- - Wednesday, April 22, 2020

The ongoing COVID-19 virus pandemic is continuing to wreak havoc on developed and developing economies. Most businesses, large and small, have either shut down or significantly curtailed their operations. Large segments of the blue-collar workforce have either been laid off or furloughed. 

There are two underlying causes of this business retrenchment. First, the obvious reason, businesses are being mandated by their city or state government to either shut down or severely curtail operations.

Second, perhaps more important though less obvious, is the unprecedented increase in business environment uncertainty, including (1) the unknown impact of the pandemic on a company’s employees, customers and supply chain, (2) uncertainty about the time period over which the pandemic impacts different industries, (3) uncertainty about the size of the market and competitive landscape post-pandemic, (4) magnitude and timing of transfer payments to businesses and their employees from the federal government, and, finally (5) direct and indirect impact of the pandemic on future taxes.

Corporate investment policy has been studied by corporate finance scholars for the better part of the past century. The net present value investment decision rule is a well-accepted paradigm. Firms will invest in a new project if the expected cash flows are positive. As expected cash flows increase, businesses are more likely to invest. Equally important, as the uncertainty of these cash flows increases, businesses are less likely to invest. Policies that increase expected cash flows, and decrease the uncertainty of future cash flows will help increase corporate investment activity. 

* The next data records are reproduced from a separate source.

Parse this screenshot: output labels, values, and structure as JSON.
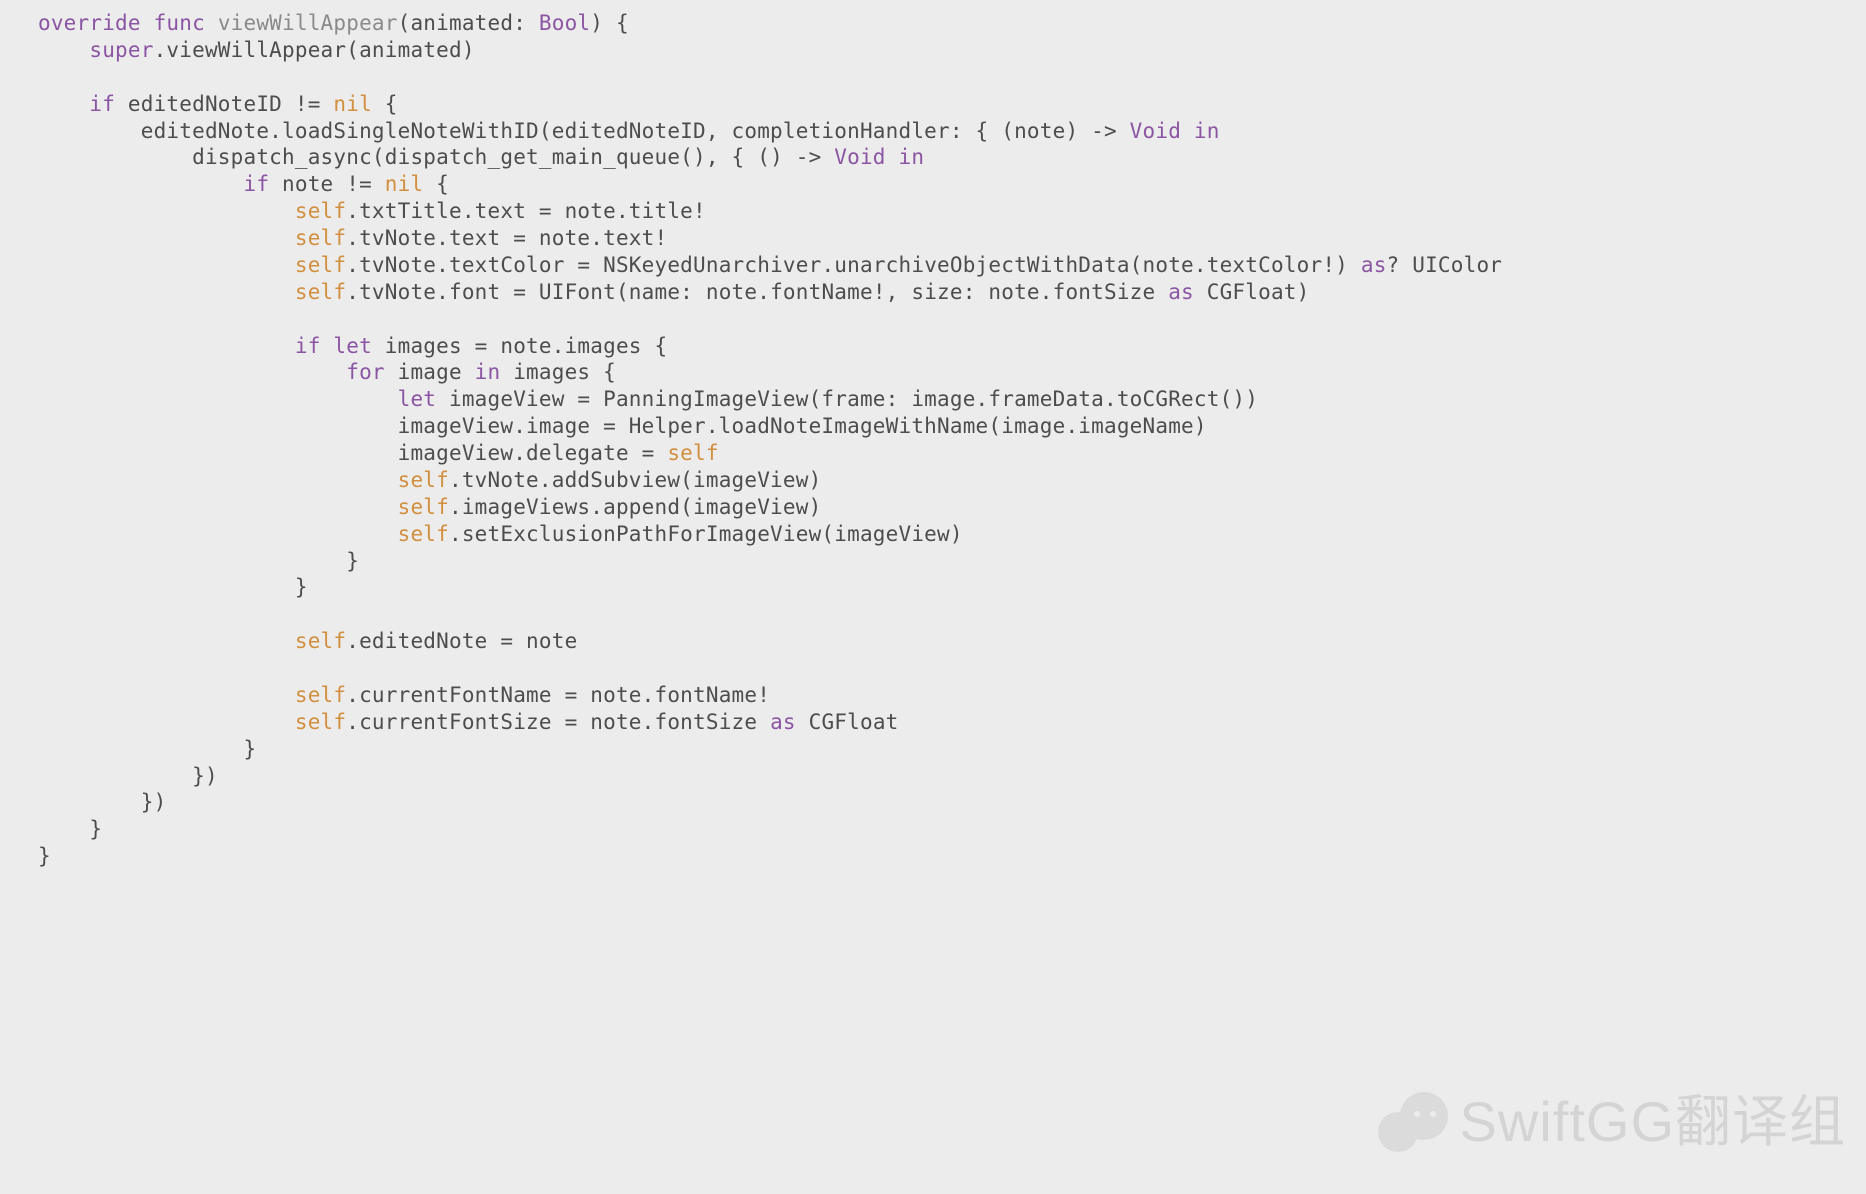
{
  "watermark": {
    "text": "SwiftGG翻译组"
  },
  "code": {
    "t01a": "override",
    "t01b": " ",
    "t01c": "func",
    "t01d": " ",
    "t01e": "viewWillAppear",
    "t01f": "(animated: ",
    "t01g": "Bool",
    "t01h": ") {",
    "t02a": "super",
    "t02b": ".viewWillAppear(animated)",
    "t03a": "if",
    "t03b": " editedNoteID != ",
    "t03c": "nil",
    "t03d": " {",
    "t04a": "editedNote.loadSingleNoteWithID(editedNoteID, completionHandler: { (note) -> ",
    "t04b": "Void",
    "t04c": " ",
    "t04d": "in",
    "t05a": "dispatch_async(dispatch_get_main_queue(), { () -> ",
    "t05b": "Void",
    "t05c": " ",
    "t05d": "in",
    "t06a": "if",
    "t06b": " note != ",
    "t06c": "nil",
    "t06d": " {",
    "t07a": "self",
    "t07b": ".txtTitle.text = note.title!",
    "t08a": "self",
    "t08b": ".tvNote.text = note.text!",
    "t09a": "self",
    "t09b": ".tvNote.textColor = NSKeyedUnarchiver.unarchiveObjectWithData(note.textColor!) ",
    "t09c": "as",
    "t09d": "? UIColor",
    "t10a": "self",
    "t10b": ".tvNote.font = UIFont(name: note.fontName!, size: note.fontSize ",
    "t10c": "as",
    "t10d": " CGFloat)",
    "t11a": "if",
    "t11b": " ",
    "t11c": "let",
    "t11d": " images = note.images {",
    "t12a": "for",
    "t12b": " image ",
    "t12c": "in",
    "t12d": " images {",
    "t13a": "let",
    "t13b": " imageView = PanningImageView(frame: image.frameData.toCGRect())",
    "t14": "imageView.image = Helper.loadNoteImageWithName(image.imageName)",
    "t15a": "imageView.delegate = ",
    "t15b": "self",
    "t16a": "self",
    "t16b": ".tvNote.addSubview(imageView)",
    "t17a": "self",
    "t17b": ".imageViews.append(imageView)",
    "t18a": "self",
    "t18b": ".setExclusionPathForImageView(imageView)",
    "t19": "}",
    "t20": "}",
    "t21a": "self",
    "t21b": ".editedNote = note",
    "t22a": "self",
    "t22b": ".currentFontName = note.fontName!",
    "t23a": "self",
    "t23b": ".currentFontSize = note.fontSize ",
    "t23c": "as",
    "t23d": " CGFloat",
    "t24": "}",
    "t25": "})",
    "t26": "})",
    "t27": "}",
    "t28": "}"
  }
}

Corporations make three broad types of investments: (a) investments in tangible assets, like plant and equipment, (b) investments in intangible assets, like R&D and brand name, and, most importantly (c) investments in hiring and training their employees. In recent research, we analyzed more than 10,000 U.S. companies during 1971-2015 and document that a 10 percent increase in business environment uncertainty leads to a 6 percent decrease in tangible investment, a 14 percent decrease in intangible investment, and a 37 percent decrease in corporate employment. We further find that these relationships are stronger during economic recessions.

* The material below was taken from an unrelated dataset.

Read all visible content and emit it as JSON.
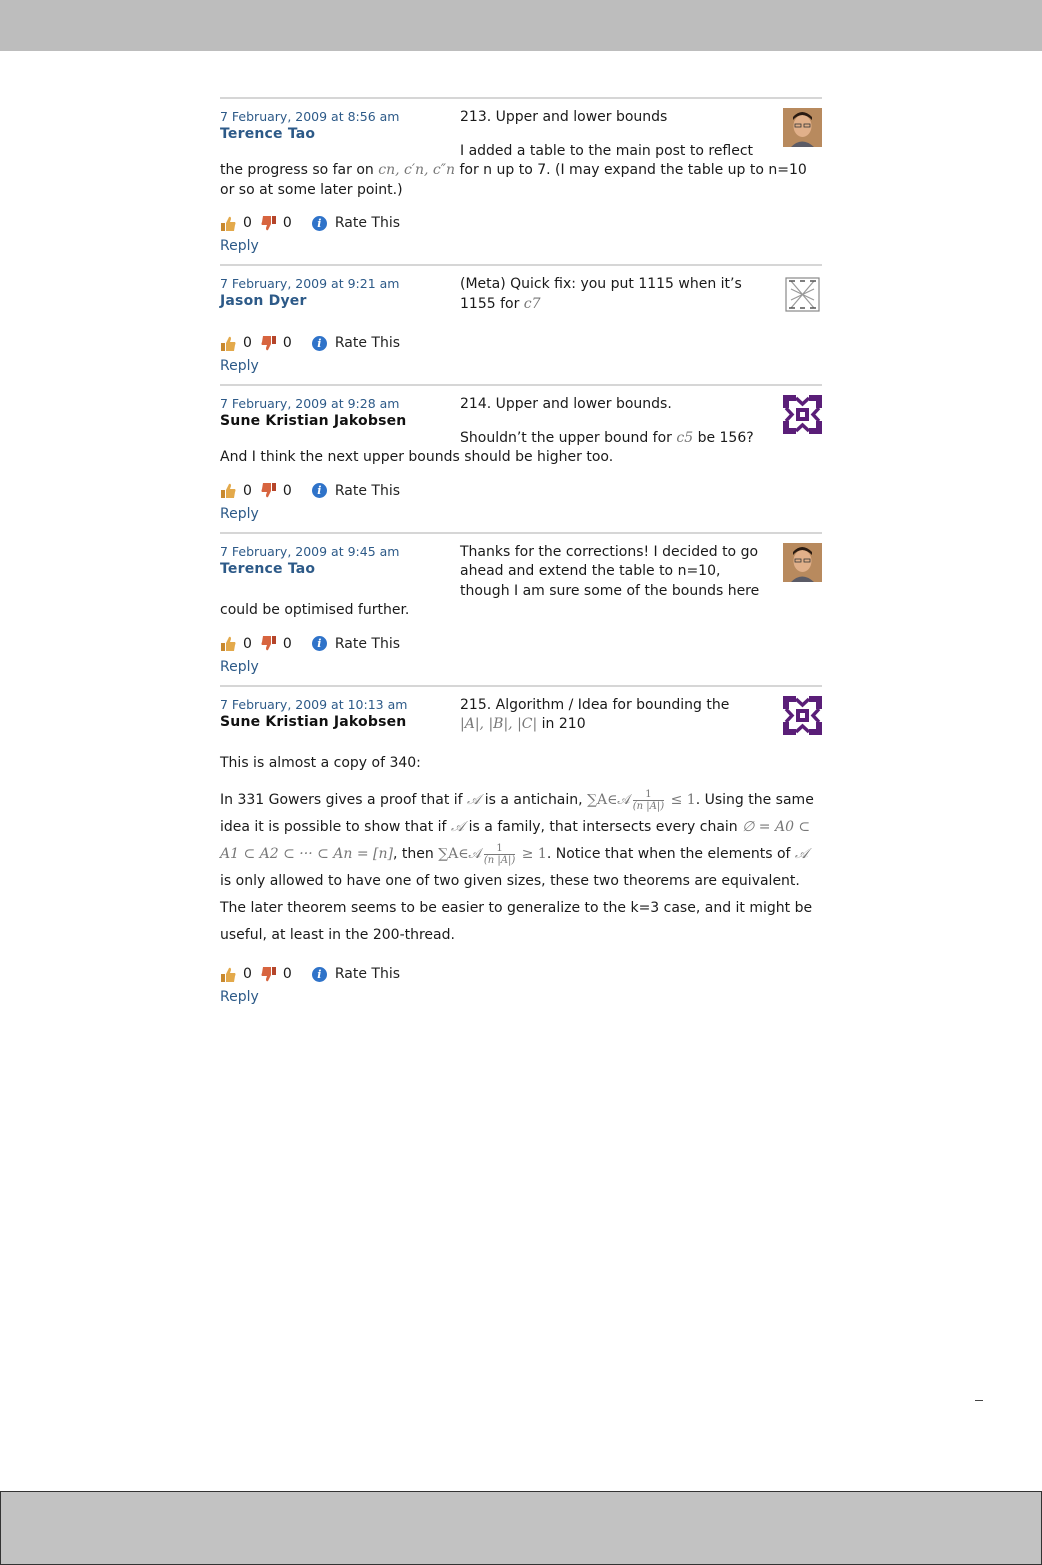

We measure business environment uncertainty using an index developed by University of Chicago economist Steve Davis and colleagues. These economists construct a news-based business uncertainty index by considering business uncertainty related articles in 10 major U.S. newspapers (USA Today, the Miami Herald, the Chicago Tribune, The Washington Post, the Los Angeles Times, the Boston Globe, the San Francisco Chronicle, the Dallas Morning News, the Houston Chronicle, and The Wall Street Journal).

Their business uncertainty index includes the news index and two other indices, namely, temporary tax provisions in the federal tax code and disagreement among economic forecasters of government expenditures. They report monthly values of this index from January 1985 thru March 2020. Per this index, business uncertainty is at its highest in March 2020 during the period 1/1985-3/2020. Not only is the business uncertainty index largest for March 2020, it is larger than the next highest business uncertainty index measure by more than 40 percent. (See figure.)

This puts into perspective the unprecedented level of current business uncertainty in the U.S. economy. The figure also highlights that for each of the 12 months prior to March 2020 (that is, February 2018 thru February 2020), the unemployment rate is the lowest during the period illustrated (1/1985-3/2020).

As the figure suggests, and consistent with earlier research noted above, business uncertainty and unemployment rate are related. We measure this relationship several ways.

First, we find a strong positive correlation between the level of business uncertainty and several different measures of unemployment. We find that more than 30 percent of the variation over time of the unemployment rate is explained by business uncertainty.

Second, we find that greater the increase in business uncertainty, greater is the increase in unemployment rate. We find a 10 percent increase in business uncertainty is associated with a 0.5 percent increase in unemployment rate. We use a model to forecast the unemployment rate in the coming months by considering both (a) the unprecedented high level of business uncertainty in March 2020, and (b) the increase in business uncertainty between March 2019 and March 2020.

Our model forecasts an unemployment rate of 11 percent in the coming months. This devastating high unemployment rate is the direct result of the unprecedented level of business uncertainty caused by the pandemic. 

• Sanjai Bhagat and Shrihari Santosh are finance professors at the University of Colorado Boulder.